番号認識システムでは検知できず、管理上の課題になり得ます。
今後は、注意書きや連絡体制など、運用面での微調整を進める予定です。
💡 安定収入の裏にある現実
一括借り上げで入金は安定し、リピーターも増えました。
しかし、整備され明るく安全になったことで、土地の価値そのものが上がった。
本来は安心材料のはずが、別の方面からの注目を集め、
思わぬ対応が必要になる場面も出てきました。

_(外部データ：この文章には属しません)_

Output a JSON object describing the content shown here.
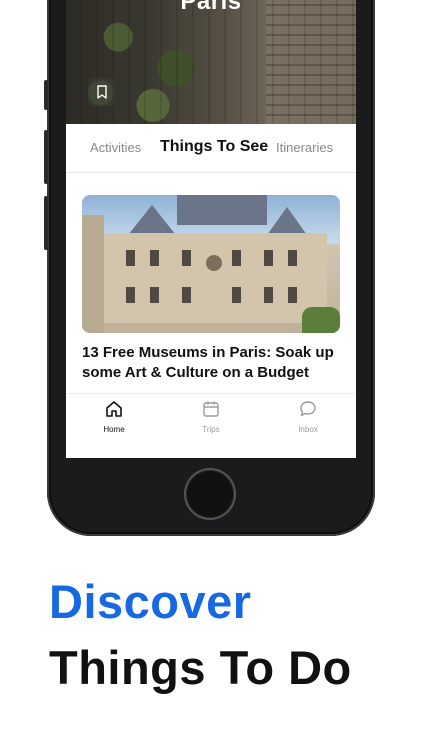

(詳細は伏せます)
新しいことを始めるということは、
思わぬところからも試されるということです。
🚶♂️ ピンチとチャンスのあいだで
安定と不安は、いつも表裏一体です。
ピンチとチャンスは、交互にやってきます。
雨上がりの駐車場を見ながら、こう思いました。
「動けば景色が変わる。景色が変われば、次の課題が見える。」
自分で仕組みを作ったわけではありません。
けれど、誰かの作った仕組みに関わることで、
確かに何かが動いている。
それが「安定」という言葉の、もう一つの意味なのかもしれません。